LogisticRegression()

In [31]:
logreg_median = LogisticRegression()
#обучим 
logreg_median.fit(X_median_train, y_median_train)

LogisticRegression()

In [32]:
logreg_max = LogisticRegression()
#обучим 
logreg_max.fit(X_max_train, y_max_train)

LogisticRegression()

In [33]:
#наши прогнозы для тестовой выборки
preds_mean = logreg_mean.predict_proba(X_mean_test)[:, 1]

In [34]:
preds_median = logreg_median.predict_proba(X_median_test)[:, 1]

In [35]:
preds_max = logreg_max.predict_proba(X_max_test)[:, 1]

### 4. Рассчитаем Precision, Recall, F_score

In [36]:
def result(user_embeddings):
    
    if user_embeddings == 'mean':
        precision, recall, thresholds = precision_recall_curve(y_mean_test, preds_mean)
        fscore = (2 * precision * recall) / (precision + recall)

        ix = np.argmax(fscore)

        roc_auc = roc_auc_score(y_mean_test, preds_mean)
        
    if user_embeddings == 'median':
        precision, recall, thresholds = precision_recall_curve(y_median_test, preds_median)
        fscore = (2 * precision * recall) / (precision + recall)

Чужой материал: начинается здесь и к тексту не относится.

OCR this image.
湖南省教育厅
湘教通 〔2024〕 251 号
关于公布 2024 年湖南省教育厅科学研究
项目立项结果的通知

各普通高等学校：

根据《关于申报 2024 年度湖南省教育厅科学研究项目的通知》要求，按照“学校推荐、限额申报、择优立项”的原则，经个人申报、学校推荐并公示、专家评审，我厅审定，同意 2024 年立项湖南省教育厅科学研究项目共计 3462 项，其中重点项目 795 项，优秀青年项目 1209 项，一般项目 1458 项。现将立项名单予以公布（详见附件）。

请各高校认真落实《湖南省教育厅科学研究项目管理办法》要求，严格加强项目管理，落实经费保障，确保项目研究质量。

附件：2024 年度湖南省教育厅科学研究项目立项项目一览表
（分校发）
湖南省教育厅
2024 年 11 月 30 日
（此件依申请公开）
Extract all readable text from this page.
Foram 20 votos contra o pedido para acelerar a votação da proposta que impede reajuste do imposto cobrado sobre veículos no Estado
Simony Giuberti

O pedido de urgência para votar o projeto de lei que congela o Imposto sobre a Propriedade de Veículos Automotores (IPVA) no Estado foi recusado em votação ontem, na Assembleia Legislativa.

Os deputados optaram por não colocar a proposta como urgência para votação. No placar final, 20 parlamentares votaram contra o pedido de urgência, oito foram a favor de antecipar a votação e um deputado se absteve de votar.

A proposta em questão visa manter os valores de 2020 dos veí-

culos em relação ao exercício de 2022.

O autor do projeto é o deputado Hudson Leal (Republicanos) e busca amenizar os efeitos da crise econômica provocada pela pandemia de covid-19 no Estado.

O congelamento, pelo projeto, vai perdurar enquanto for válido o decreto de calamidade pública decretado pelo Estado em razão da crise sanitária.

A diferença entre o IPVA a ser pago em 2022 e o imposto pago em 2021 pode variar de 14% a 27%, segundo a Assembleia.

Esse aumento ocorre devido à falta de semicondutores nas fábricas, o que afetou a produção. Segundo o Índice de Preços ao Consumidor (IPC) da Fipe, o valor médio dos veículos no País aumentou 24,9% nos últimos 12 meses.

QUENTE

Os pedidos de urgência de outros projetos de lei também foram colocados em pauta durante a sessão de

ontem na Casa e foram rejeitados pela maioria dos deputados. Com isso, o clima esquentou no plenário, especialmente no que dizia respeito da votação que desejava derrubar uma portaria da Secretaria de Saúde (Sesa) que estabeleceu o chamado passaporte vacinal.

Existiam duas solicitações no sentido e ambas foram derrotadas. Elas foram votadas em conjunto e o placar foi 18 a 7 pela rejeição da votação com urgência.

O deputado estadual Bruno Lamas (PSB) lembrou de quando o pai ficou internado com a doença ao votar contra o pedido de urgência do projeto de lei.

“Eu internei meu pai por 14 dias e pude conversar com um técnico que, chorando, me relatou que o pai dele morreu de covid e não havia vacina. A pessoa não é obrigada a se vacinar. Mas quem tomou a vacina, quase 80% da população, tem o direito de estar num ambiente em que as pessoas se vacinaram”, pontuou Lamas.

        ix = np.argmax(fscore)
        
        roc_auc = roc_auc_score(y_median_test, preds_median)
    
    if user_embeddings == 'max':
        precision, recall, thresholds = precision_recall_curve(y_max_test, preds_max)
        fscore = (2 * precision * recall) / (precision + recall)

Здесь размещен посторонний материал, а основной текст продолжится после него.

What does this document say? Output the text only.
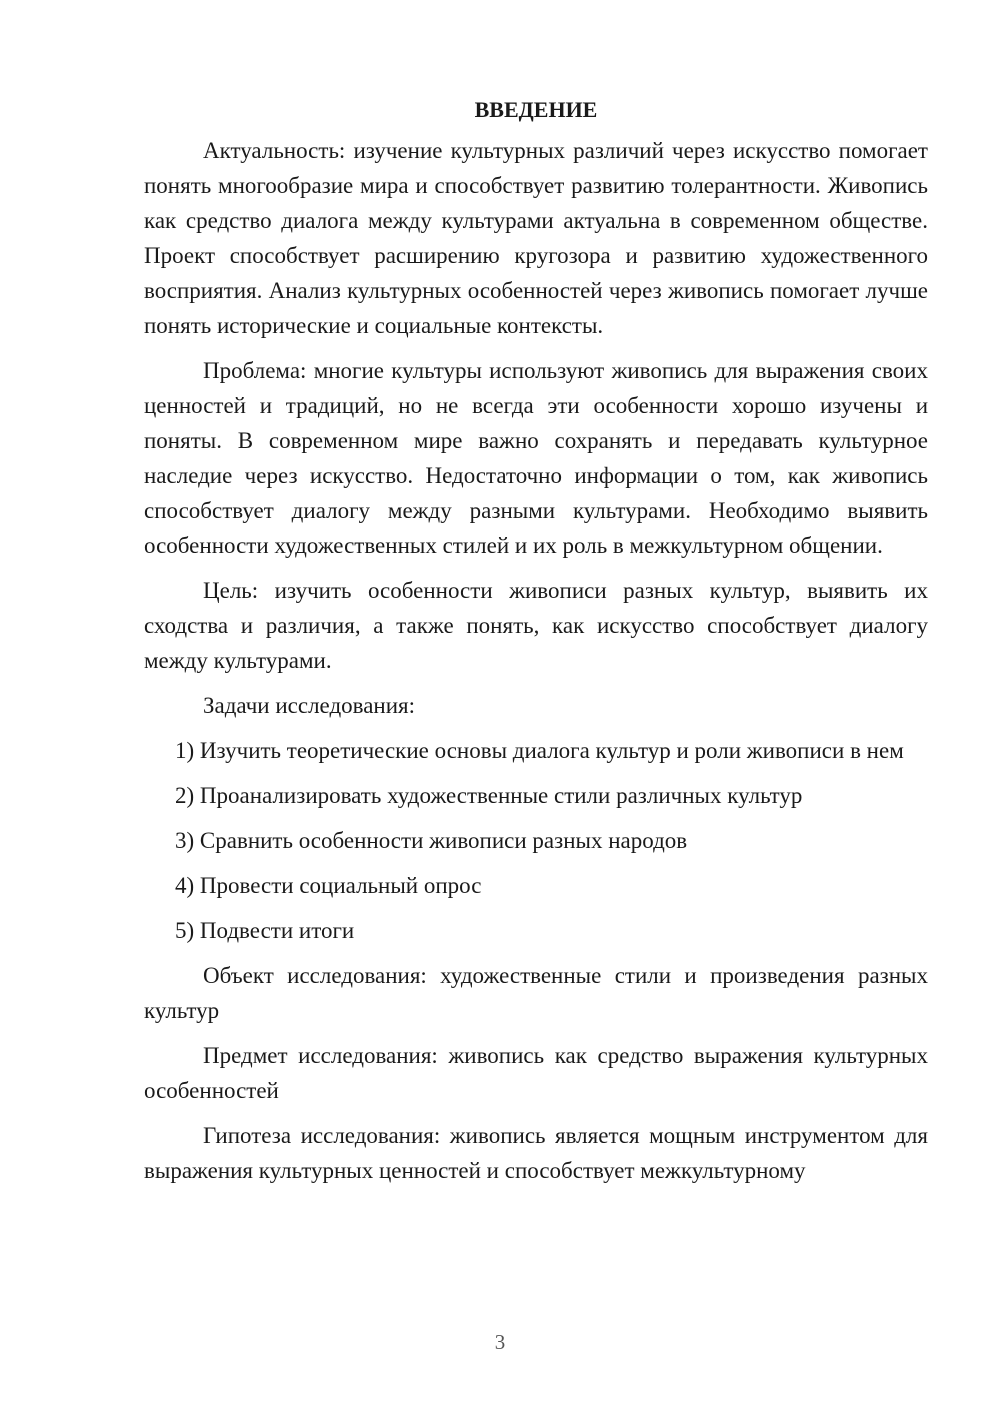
ВВЕДЕНИЕ
Актуальность: изучение культурных различий через искусство помогает понять многообразие мира и способствует развитию толерантности. Живопись как средство диалога между культурами актуальна в современном обществе. Проект способствует расширению кругозора и развитию художественного восприятия. Анализ культурных особенностей через живопись помогает лучше понять исторические и социальные контексты.
Проблема: многие культуры используют живопись для выражения своих ценностей и традиций, но не всегда эти особенности хорошо изучены и поняты. В современном мире важно сохранять и передавать культурное наследие через искусство. Недостаточно информации о том, как живопись способствует диалогу между разными культурами. Необходимо выявить особенности художественных стилей и их роль в межкультурном общении.
Цель: изучить особенности живописи разных культур, выявить их сходства и различия, а также понять, как искусство способствует диалогу между культурами.
Задачи исследования:
1) Изучить теоретические основы диалога культур и роли живописи в нем
2) Проанализировать художественные стили различных культур
3) Сравнить особенности живописи разных народов
4) Провести социальный опрос
5) Подвести итоги
Объект исследования: художественные стили и произведения разных культур
Предмет исследования: живопись как средство выражения культурных особенностей
Гипотеза исследования: живопись является мощным инструментом для выражения культурных ценностей и способствует межкультурному
3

        ix = np.argmax(fscore)

        roc_auc = roc_auc_score(y_max_test, preds_max)



    return f'User_embeddings_{user_embeddings} - RocAuc = {roc_auc:.3f}, Precision = {precision[ix]:.3f}, Recall = {recall[ix]:.3f}, F-Score = {fscore[ix]:.3f}'

#     return fscore[ix], precision[ix], recall[ix], roc_auc

print(result('mean'))
print(result('median'))
print(result('max'))

User_embeddings_mean - RocAuc = 0.931, Precision = 0.570, Recall = 0.678, F-Score = 0.619
User_embeddings_median - RocAuc = 0.967, Precision = 0.670, Recall = 0.853, F-Score = 0.750
User_embeddings_max - RocAuc = 0.981, Precision = 0.838, Recall = 0.824, F-Score = 0.831


Предсказания, построенные на "User_embeddings_max", показали лучший результат, потому что при обучении модели учитывались только статьи максимально интересные для читателя.